Stolen Degas Found in Luggage Compartment of French Bus

No one claimed the suitcase containing “Les Choristes” stolen from a Marseille Museum in 2009

Les Choristes
"Les Choristes" Marc Bonodot/French Customs

Nine years ago, "Les Choristes,” a pastel painting depicting opera singers in the thrall of a performance of "Don Giovanni," made by the renowned French Impressionist Edgar Degas was stolen from the Cantini museum in Marseille, France. Though authorities believed the theft was an inside job, efforts to track down the precious image stalled—until this weekend. Laurel Wamsley at NPR reports that a random search of a luggage compartment of a bus outside Paris is to thank for the work's safe return.

According to the French Ministry of Culture, customs agents searched the bus when it was stopped at a rest area on the Ferrières-en-Brie motorway in Seine-et-Marne. They found the artwork bearing the signature of Degas inside a suitcase under the vehicle, but no one on the bus was willing to claim the bag. Customs officials then confirmed the authenticity of the painting with experts at the Musée d'Orsay, which had loaned the work to the Cantini museum.

“It is a wonderful happy ending to the story,” a spokeswoman for the museum tells Agence-France Presse. “It is the centenary of his death, and we are organizing a huge show about Degas and the opera for 2019. It would have been a terrible loss for us to do it without this painting.”

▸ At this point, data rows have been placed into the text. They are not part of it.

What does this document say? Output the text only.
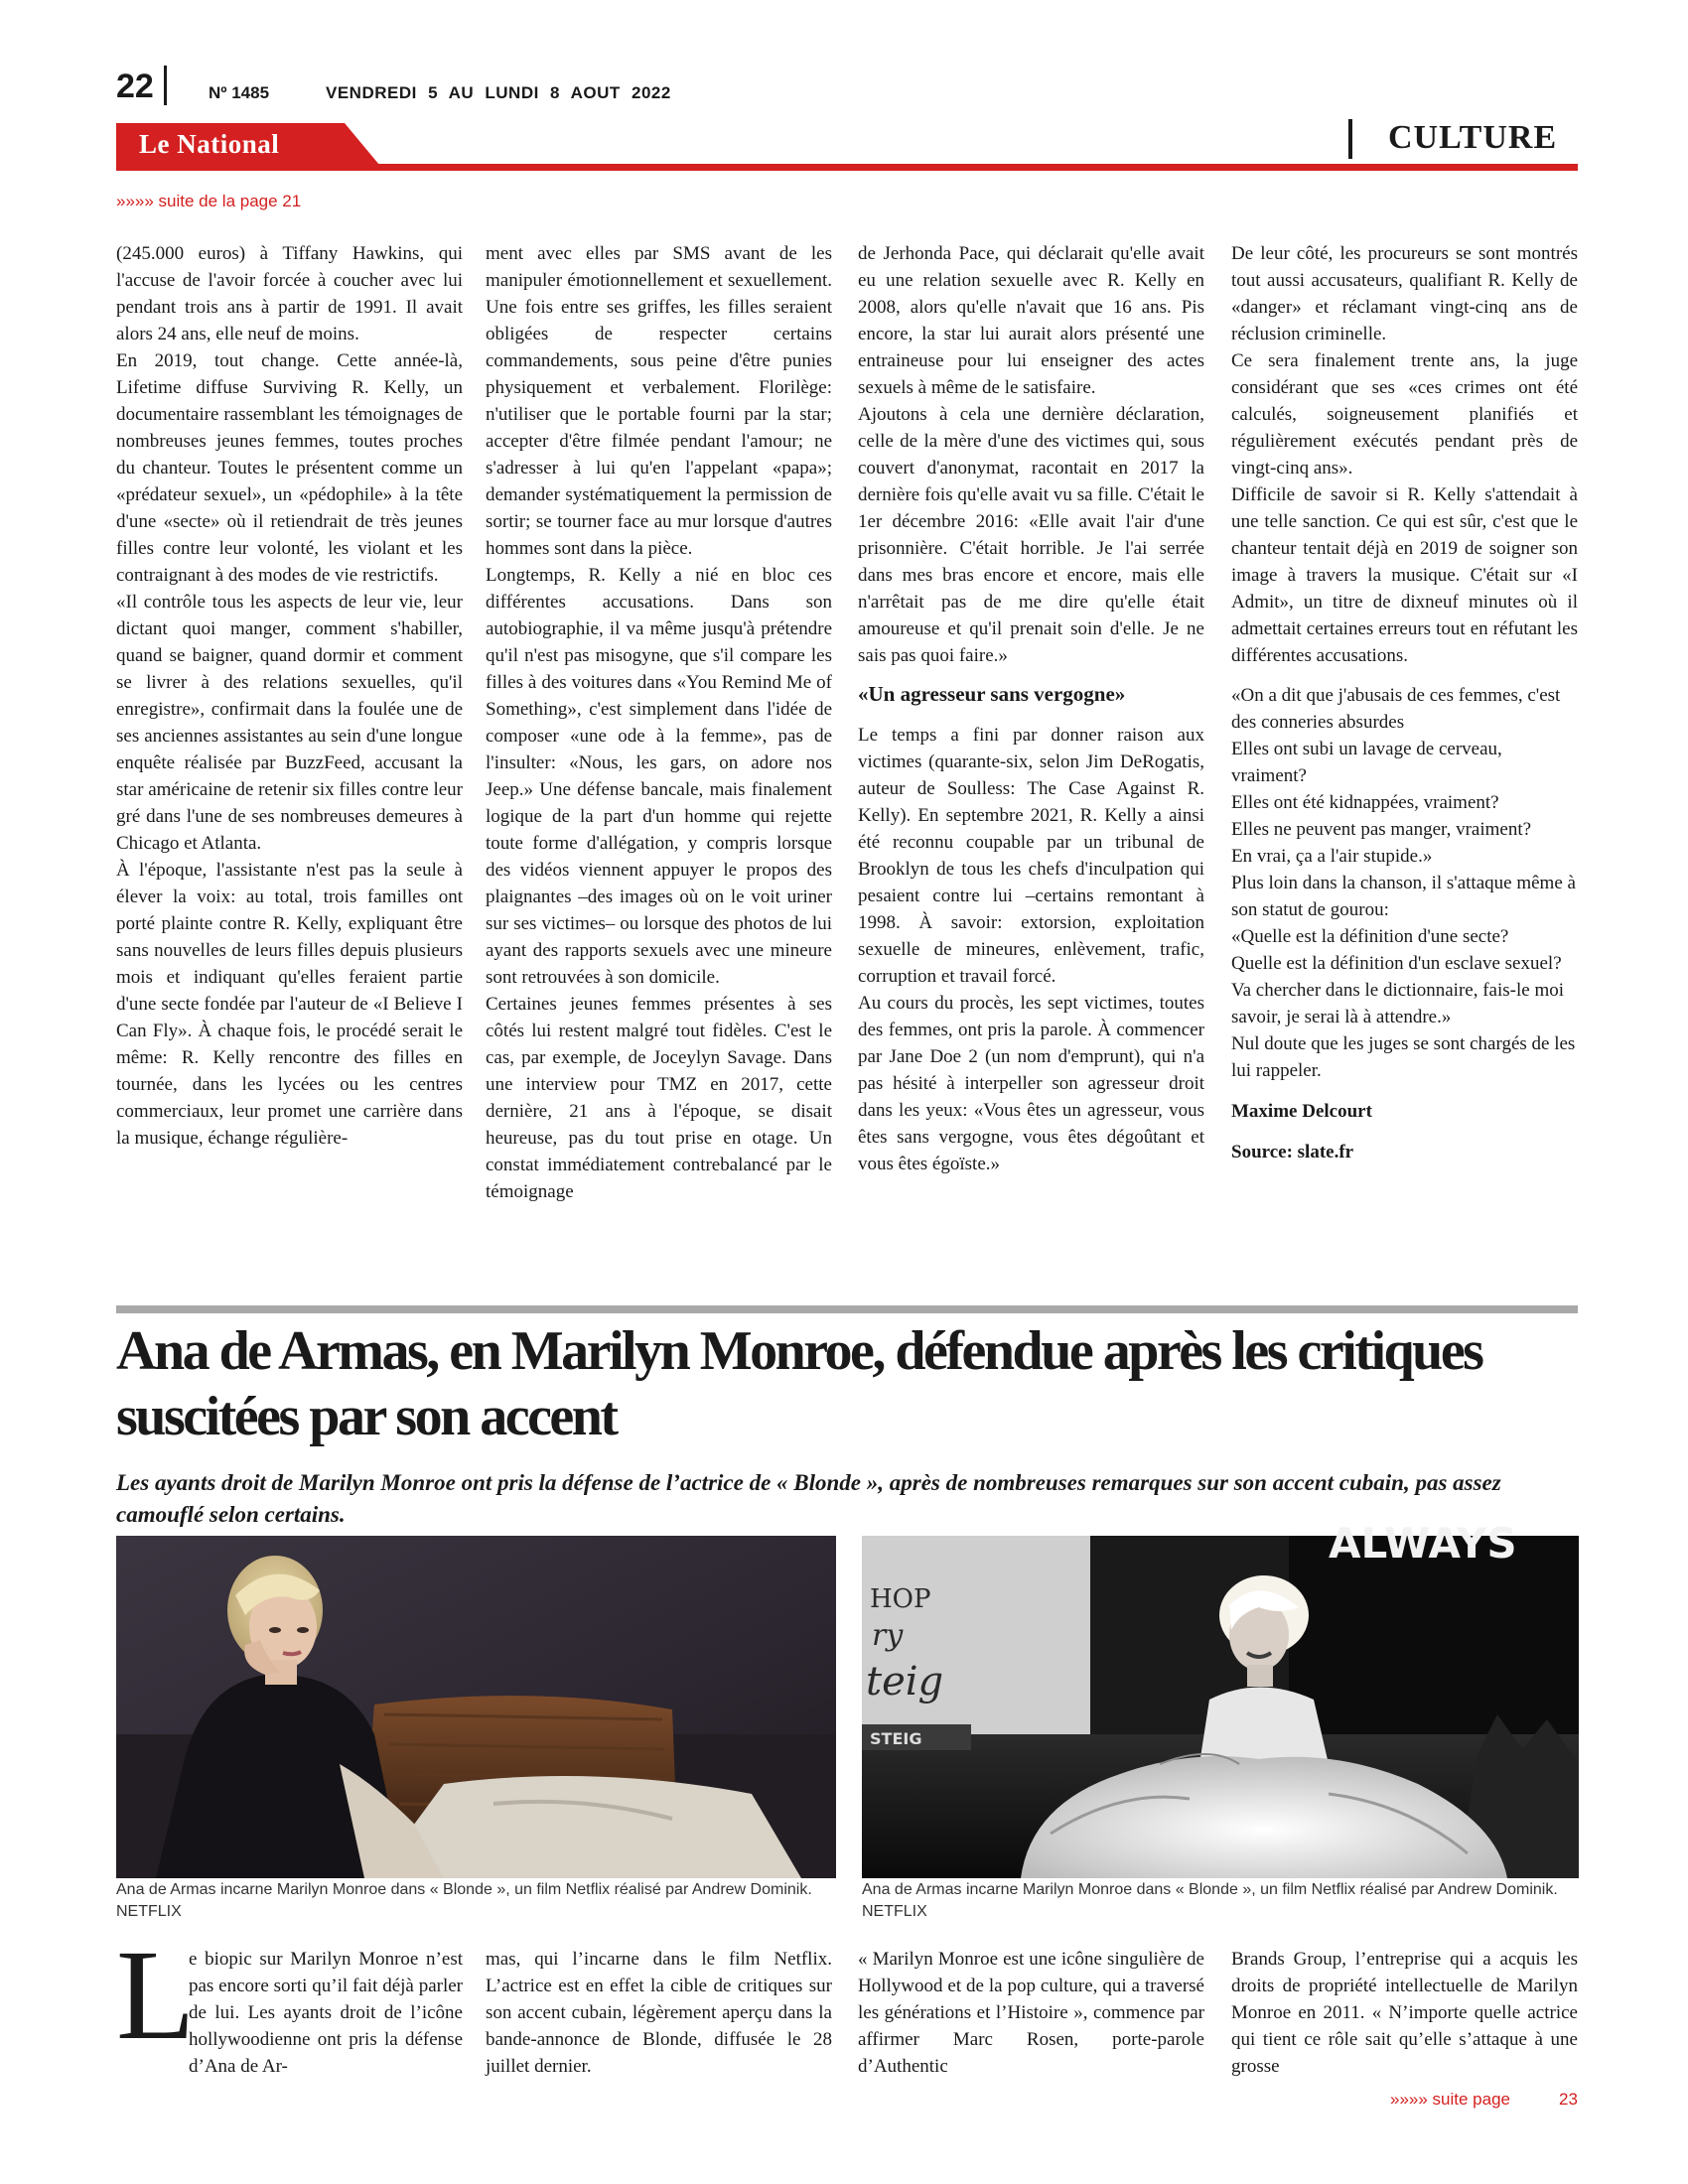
22	Nº 1485	VENDREDI 5 AU LUNDI 8 AOUT 2022
Le National	CULTURE
»»»» suite de la page 21

(245.000 euros) à Tiffany Hawkins, qui l'accuse de l'avoir forcée à coucher avec lui pendant trois ans à partir de 1991. Il avait alors 24 ans, elle neuf de moins.

En 2019, tout change. Cette année-là, Lifetime diffuse Surviving R. Kelly, un documentaire rassemblant les témoignages de nombreuses jeunes femmes, toutes proches du chanteur. Toutes le présentent comme un «prédateur sexuel», un «pédophile» à la tête d'une «secte» où il retiendrait de très jeunes filles contre leur volonté, les violant et les contraignant à des modes de vie restrictifs.

«Il contrôle tous les aspects de leur vie, leur dictant quoi manger, comment s'habiller, quand se baigner, quand dormir et comment se livrer à des relations sexuelles, qu'il enregistre», confirmait dans la foulée une de ses anciennes assistantes au sein d'une longue enquête réalisée par BuzzFeed, accusant la star américaine de retenir six filles contre leur gré dans l'une de ses nombreuses demeures à Chicago et Atlanta.

À l'époque, l'assistante n'est pas la seule à élever la voix: au total, trois familles ont porté plainte contre R. Kelly, expliquant être sans nouvelles de leurs filles depuis plusieurs mois et indiquant qu'elles feraient partie d'une secte fondée par l'auteur de «I Believe I Can Fly». À chaque fois, le procédé serait le même: R. Kelly rencontre des filles en tournée, dans les lycées ou les centres commerciaux, leur promet une carrière dans la musique, échange régulière-

ment avec elles par SMS avant de les manipuler émotionnellement et sexuellement. Une fois entre ses griffes, les filles seraient obligées de respecter certains commandements, sous peine d'être punies physiquement et verbalement. Florilège: n'utiliser que le portable fourni par la star; accepter d'être filmée pendant l'amour; ne s'adresser à lui qu'en l'appelant «papa»; demander systématiquement la permission de sortir; se tourner face au mur lorsque d'autres hommes sont dans la pièce.

Longtemps, R. Kelly a nié en bloc ces différentes accusations. Dans son autobiographie, il va même jusqu'à prétendre qu'il n'est pas misogyne, que s'il compare les filles à des voitures dans «You Remind Me of Something», c'est simplement dans l'idée de composer «une ode à la femme», pas de l'insulter: «Nous, les gars, on adore nos Jeep.» Une défense bancale, mais finalement logique de la part d'un homme qui rejette toute forme d'allégation, y compris lorsque des vidéos viennent appuyer le propos des plaignantes –des images où on le voit uriner sur ses victimes– ou lorsque des photos de lui ayant des rapports sexuels avec une mineure sont retrouvées à son domicile.

Certaines jeunes femmes présentes à ses côtés lui restent malgré tout fidèles. C'est le cas, par exemple, de Joceylyn Savage. Dans une interview pour TMZ en 2017, cette dernière, 21 ans à l'époque, se disait heureuse, pas du tout prise en otage. Un constat immédiatement contrebalancé par le témoignage

de Jerhonda Pace, qui déclarait qu'elle avait eu une relation sexuelle avec R. Kelly en 2008, alors qu'elle n'avait que 16 ans. Pis encore, la star lui aurait alors présenté une entraineuse pour lui enseigner des actes sexuels à même de le satisfaire.

Ajoutons à cela une dernière déclaration, celle de la mère d'une des victimes qui, sous couvert d'anonymat, racontait en 2017 la dernière fois qu'elle avait vu sa fille. C'était le 1er décembre 2016: «Elle avait l'air d'une prisonnière. C'était horrible. Je l'ai serrée dans mes bras encore et encore, mais elle n'arrêtait pas de me dire qu'elle était amoureuse et qu'il prenait soin d'elle. Je ne sais pas quoi faire.»

«Un agresseur sans vergogne»

Le temps a fini par donner raison aux victimes (quarante-six, selon Jim DeRogatis, auteur de Soulless: The Case Against R. Kelly). En septembre 2021, R. Kelly a ainsi été reconnu coupable par un tribunal de Brooklyn de tous les chefs d'inculpation qui pesaient contre lui –certains remontant à 1998. À savoir: extorsion, exploitation sexuelle de mineures, enlèvement, trafic, corruption et travail forcé.

Au cours du procès, les sept victimes, toutes des femmes, ont pris la parole. À commencer par Jane Doe 2 (un nom d'emprunt), qui n'a pas hésité à interpeller son agresseur droit dans les yeux: «Vous êtes un agresseur, vous êtes sans vergogne, vous êtes dégoûtant et vous êtes égoïste.»

De leur côté, les procureurs se sont montrés tout aussi accusateurs, qualifiant R. Kelly de «danger» et réclamant vingt-cinq ans de réclusion criminelle.

Ce sera finalement trente ans, la juge considérant que ses «ces crimes ont été calculés, soigneusement planifiés et régulièrement exécutés pendant près de vingt-cinq ans».

Difficile de savoir si R. Kelly s'attendait à une telle sanction. Ce qui est sûr, c'est que le chanteur tentait déjà en 2019 de soigner son image à travers la musique. C'était sur «I Admit», un titre de dixneuf minutes où il admettait certaines erreurs tout en réfutant les différentes accusations.

«On a dit que j'abusais de ces femmes, c'est des conneries absurdes

Elles ont subi un lavage de cerveau, vraiment?

Elles ont été kidnappées, vraiment?

Elles ne peuvent pas manger, vraiment?

En vrai, ça a l'air stupide.»

Plus loin dans la chanson, il s'attaque même à son statut de gourou:

«Quelle est la définition d'une secte?

Quelle est la définition d'un esclave sexuel?

Va chercher dans le dictionnaire, fais-le moi savoir, je serai là à attendre.»

Nul doute que les juges se sont chargés de les lui rappeler.

Maxime Delcourt

Source: slate.fr

Ana de Armas, en Marilyn Monroe, défendue après les critiques suscitées par son accent
Les ayants droit de Marilyn Monroe ont pris la défense de l’actrice de « Blonde », après de nombreuses remarques sur son accent cubain, pas assez camouflé selon certains.
ALWAYS
HOP
ry
teig
STEIG
Ana de Armas incarne Marilyn Monroe dans « Blonde », un film Netflix réalisé par Andrew Dominik. NETFLIX
Ana de Armas incarne Marilyn Monroe dans « Blonde », un film Netflix réalisé par Andrew Dominik. NETFLIX
L
e biopic sur Marilyn Monroe n’est pas encore sorti qu’il fait déjà parler de lui. Les ayants droit de l’icône hollywoodienne ont pris la défense d’Ana de Ar-
mas, qui l’incarne dans le film Netflix. L’actrice est en effet la cible de critiques sur son accent cubain, légèrement aperçu dans la bande-annonce de Blonde, diffusée le 28 juillet dernier.
« Marilyn Monroe est une icône singulière de Hollywood et de la pop culture, qui a traversé les générations et l’Histoire », commence par affirmer Marc Rosen, porte-parole d’Authentic
Brands Group, l’entreprise qui a acquis les droits de propriété intellectuelle de Marilyn Monroe en 2011. « N’importe quelle actrice qui tient ce rôle sait qu’elle s’attaque à une grosse
»»»» suite page	23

The 1877 artwork is, notably, the only Degas piece from the opera that does not include dancers. Instead, it captures a scene of the chorus members singing. As the Ministry of Culture explains, the work itself is a monotype, where the artist makes an image in ink or paint on a metal plate, which is then run through a press, creating a single image. This particular monotype was exhibited at the Impressionist Exhibition of 1877 and made a splash with critics, who noticed its realism and bold layout.

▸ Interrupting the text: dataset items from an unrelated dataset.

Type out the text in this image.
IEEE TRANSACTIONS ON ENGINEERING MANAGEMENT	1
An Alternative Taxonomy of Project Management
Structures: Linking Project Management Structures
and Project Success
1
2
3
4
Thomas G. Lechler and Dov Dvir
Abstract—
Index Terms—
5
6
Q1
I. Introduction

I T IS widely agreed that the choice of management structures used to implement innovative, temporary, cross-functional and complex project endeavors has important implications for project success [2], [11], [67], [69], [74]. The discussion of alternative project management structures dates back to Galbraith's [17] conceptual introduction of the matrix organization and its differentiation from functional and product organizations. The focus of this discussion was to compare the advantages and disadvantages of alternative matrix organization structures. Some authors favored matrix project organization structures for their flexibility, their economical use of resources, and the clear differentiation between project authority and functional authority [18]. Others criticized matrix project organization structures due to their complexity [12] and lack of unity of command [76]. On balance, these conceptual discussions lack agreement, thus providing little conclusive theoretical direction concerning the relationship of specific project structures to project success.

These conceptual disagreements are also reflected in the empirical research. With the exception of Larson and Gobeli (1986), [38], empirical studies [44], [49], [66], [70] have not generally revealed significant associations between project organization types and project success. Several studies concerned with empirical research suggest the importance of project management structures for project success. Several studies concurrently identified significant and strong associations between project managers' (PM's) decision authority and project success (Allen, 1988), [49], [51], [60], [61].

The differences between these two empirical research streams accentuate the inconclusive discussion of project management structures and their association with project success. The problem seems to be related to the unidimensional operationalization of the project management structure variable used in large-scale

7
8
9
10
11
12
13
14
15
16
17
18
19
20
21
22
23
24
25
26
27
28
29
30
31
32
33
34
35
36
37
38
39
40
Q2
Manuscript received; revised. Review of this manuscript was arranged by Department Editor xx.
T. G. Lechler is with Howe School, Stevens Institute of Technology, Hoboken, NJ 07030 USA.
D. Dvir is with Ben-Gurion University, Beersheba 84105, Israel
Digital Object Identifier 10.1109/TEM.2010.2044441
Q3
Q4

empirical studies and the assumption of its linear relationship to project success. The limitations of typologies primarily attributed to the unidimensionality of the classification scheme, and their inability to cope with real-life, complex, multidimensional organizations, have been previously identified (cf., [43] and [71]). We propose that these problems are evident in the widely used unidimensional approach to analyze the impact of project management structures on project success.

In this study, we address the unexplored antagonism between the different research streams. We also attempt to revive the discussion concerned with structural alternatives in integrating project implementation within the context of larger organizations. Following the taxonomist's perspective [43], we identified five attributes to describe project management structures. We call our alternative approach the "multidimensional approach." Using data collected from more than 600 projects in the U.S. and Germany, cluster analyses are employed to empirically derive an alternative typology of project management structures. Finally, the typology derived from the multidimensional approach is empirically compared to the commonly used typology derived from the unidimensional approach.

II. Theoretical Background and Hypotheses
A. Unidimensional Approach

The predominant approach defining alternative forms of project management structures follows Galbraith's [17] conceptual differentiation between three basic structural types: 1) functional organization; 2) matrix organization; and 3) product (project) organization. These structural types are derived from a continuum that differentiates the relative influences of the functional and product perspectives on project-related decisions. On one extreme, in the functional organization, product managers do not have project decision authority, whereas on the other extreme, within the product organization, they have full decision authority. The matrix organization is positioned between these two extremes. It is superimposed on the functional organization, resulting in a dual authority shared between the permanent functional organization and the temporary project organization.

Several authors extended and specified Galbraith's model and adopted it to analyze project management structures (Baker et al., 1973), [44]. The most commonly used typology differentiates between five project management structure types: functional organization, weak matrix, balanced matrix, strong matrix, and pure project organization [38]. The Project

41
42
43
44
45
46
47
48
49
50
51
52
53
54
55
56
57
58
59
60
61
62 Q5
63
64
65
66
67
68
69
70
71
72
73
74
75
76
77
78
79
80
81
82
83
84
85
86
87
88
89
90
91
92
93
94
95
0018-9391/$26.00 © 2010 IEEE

According to the AFP, the work is valued at about $893,000. While the culture minister says the find was a “happy discovery,” Gérald Darmanin, France's minister of customs, was unwilling to say how the discovery was made. The office has been on high alert in recent months, on the lookout for stolen artwork and artifacts across the country. According to the ministry, French customs recovered 10,000 works of art and artifacts in 2016. This year, which the European Union has declared "the European Year of Cultural Heritage," the customs agency is making an extra effort to increase enforcement and prevent the theft and black market sale of cultural objects.

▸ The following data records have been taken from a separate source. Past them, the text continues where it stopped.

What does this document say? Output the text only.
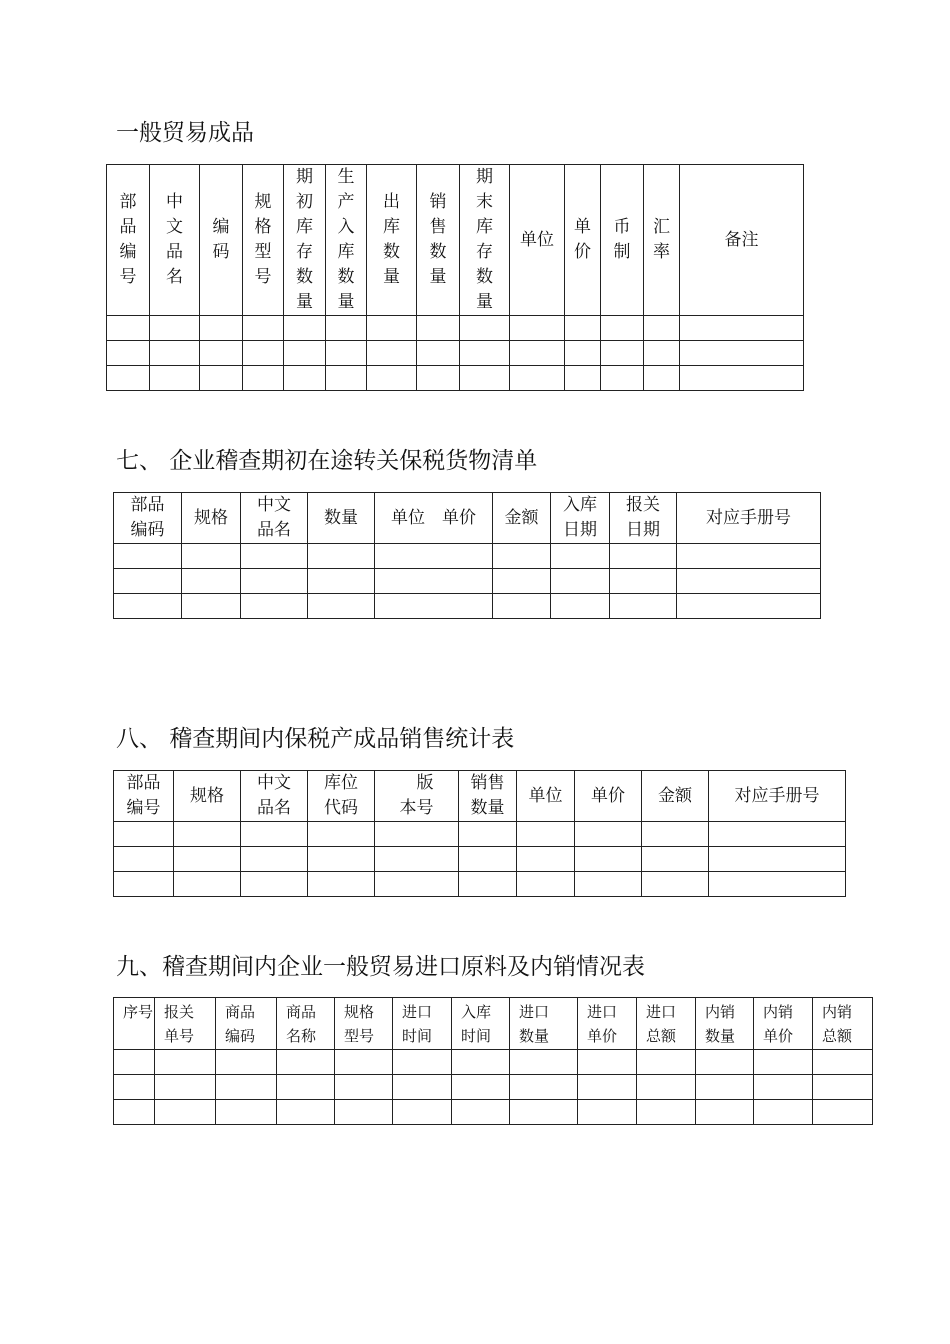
一般贸易成品
部品编号	中文品名	编码	规格型号	期初库存数量	生产入库数量	出库数量	销售数量	期末库存数量	单位	单价	币制	汇率	备注

七、 企业稽查期初在途转关保税货物清单
部品编码	规格	中文品名	数量	单位　单价	金额	入库日期	报关日期	对应手册号

八、 稽查期间内保税产成品销售统计表
部品编号	规格	中文品名	库位代码	　版本号	销售数量	单位	单价	金额	对应手册号

九、稽查期间内企业一般贸易进口原料及内销情况表
序号	报关单号	商品编码	商品名称	规格型号	进口时间	入库时间	进口数量	进口单价	进口总额	内销数量	内销单价	内销总额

Looking stateside, the United States, too, is trying to crack down on the art and antiquities market, with the Manhattan D.A. launching a dedicated art unit late last year. The last two decades of instability in Syria and Iraq have led to an increase in looting and the sale of illegal artifacts and in recent decades art crimes have become the third most profitable criminal trade in the world, behind drugs and weapons.